For Jesus the Kingdom of God was about relationships . . . our relationship with God and our relationships with people. The entire concept of the kingdom revolves around those two relationships . . . that is if we do not draw the circle of our human relationships too small. When we read the gospels, we see that for Jesus the kingdom included people, who were often excluded from traditional religion . . . women . . . sinners . . . tax collectors . . . lepers . . . prostitutes . . . foreigners. In many ways, the kingdom was for those who were excluded and forgotten by the people who thought themselves holy.
In Luke 15 Jesus tells three parables about being lost. His suggestion is that the Kingdom of God is very concerned about lostness. The first story deals with animals, the second with coins or inanimate objects, and the last one with family. We will look at the first story today, and the other two on subsequent days.
Consider some background. In the previous chapter of Luke’s Gospel, the religious establishment had been grumbling about the people with whom Jesus associated, and how Jesus had failed to keep the Jewish law. In response Jesus tells these three stories.
Today’s story is about a shepherd and his sheep. Now shepherds were among those excluded from the Jewish religion. They were dirty, people of the land, common laborers. Jesus begins, “Which one of you, having a hundred sheep and losing one of them, does not leave the ninety-nine in the wilderness and go after the one that is lost until he finds it?”
The Pharisees, who were listening, might have expected Jesus to say something like this: “Which of you, owning a hundred sheep, if you received a report that one was lost, would not send a servant to the shepherd responsible and threaten him with dismissal if he didn’t find the sheep.” No Jewish leader would spend his days tramping through the wilderness to find a lost sheep.
In typical speech patterns of the Middle East, a shepherd would never blame himself . . . “The sheep which was lost” was the typical speech pattern.

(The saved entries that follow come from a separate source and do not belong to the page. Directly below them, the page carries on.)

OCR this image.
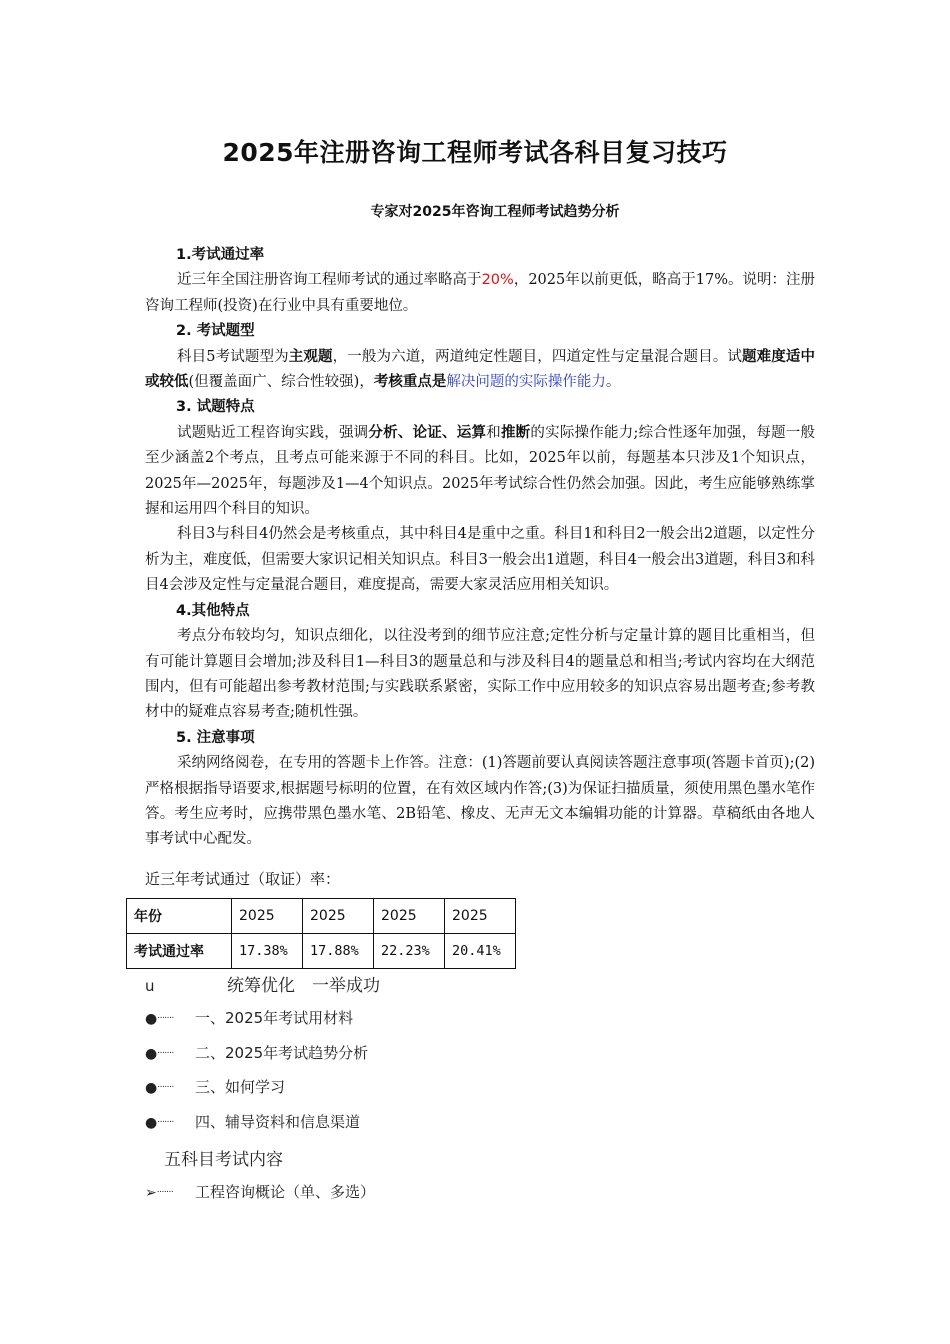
2025年注册咨询工程师考试各科目复习技巧
专家对2025年咨询工程师考试趋势分析
1.考试通过率

近三年全国注册咨询工程师考试的通过率略高于20%，2025年以前更低，略高于17%。说明：注册咨询工程师(投资)在行业中具有重要地位。

2. 考试题型

科目5考试题型为主观题，一般为六道，两道纯定性题目，四道定性与定量混合题目。试题难度适中或较低(但覆盖面广、综合性较强)，考核重点是解决问题的实际操作能力。

3. 试题特点

试题贴近工程咨询实践，强调分析、论证、运算和推断的实际操作能力;综合性逐年加强，每题一般至少涵盖2个考点，且考点可能来源于不同的科目。比如，2025年以前，每题基本只涉及1个知识点，2025年—2025年，每题涉及1—4个知识点。2025年考试综合性仍然会加强。因此，考生应能够熟练掌握和运用四个科目的知识。

科目3与科目4仍然会是考核重点，其中科目4是重中之重。科目1和科目2一般会出2道题，以定性分析为主，难度低，但需要大家识记相关知识点。科目3一般会出1道题，科目4一般会出3道题，科目3和科目4会涉及定性与定量混合题目，难度提高，需要大家灵活应用相关知识。

4.其他特点

考点分布较均匀，知识点细化，以往没考到的细节应注意;定性分析与定量计算的题目比重相当，但有可能计算题目会增加;涉及科目1—科目3的题量总和与涉及科目4的题量总和相当;考试内容均在大纲范围内，但有可能超出参考教材范围;与实践联系紧密，实际工作中应用较多的知识点容易出题考查;参考教材中的疑难点容易考查;随机性强。

5. 注意事项

采纳网络阅卷，在专用的答题卡上作答。注意：(1)答题前要认真阅读答题注意事项(答题卡首页);(2)严格根据指导语要求,根据题号标明的位置，在有效区域内作答;(3)为保证扫描质量，须使用黑色墨水笔作答。考生应考时，应携带黑色墨水笔、2B铅笔、橡皮、无声无文本编辑功能的计算器。草稿纸由各地人事考试中心配发。

近三年考试通过（取证）率：
年份	2025	2025	2025	2025
考试通过率	17.38%	17.88%	22.23%	20.41%
u	统筹优化　一举成功
●······· 一、2025年考试用材料
●······· 二、2025年考试趋势分析
●······· 三、如何学习
●······· 四、辅导资料和信息渠道
五科目考试内容
➢······· 工程咨询概论（单、多选）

Jesus breaks that way of thinking and placing blame, and he places the responsibility on the shepherd . . . “Which one of you with a hundred sheep, if he lost one . . .”
That is the way the Kingdom of God works. Everyone is valuable. Everyone is worth searching for. No amount of time or energy is to be spared. What "good" religious people do or don't do, can cause people to become lost.
Remember the ninety-nine left behind while the shepherd looks? Think about how they might feel. If the shepherd is willing to go after the lost one, then it gives security to the others. If the shepherd says I don’t care . . . I have ninety-nine to look after, then each of the ninety-nine knows that if he or she becomes lost, then no one will care.
Of one thing I am certain . . . the Kingdom of God is about restoration. What about us?
[Ideas on biblical culture came from Kenneth E. Bailey, Finding the Lost: Cultural Keys to Luke 15.]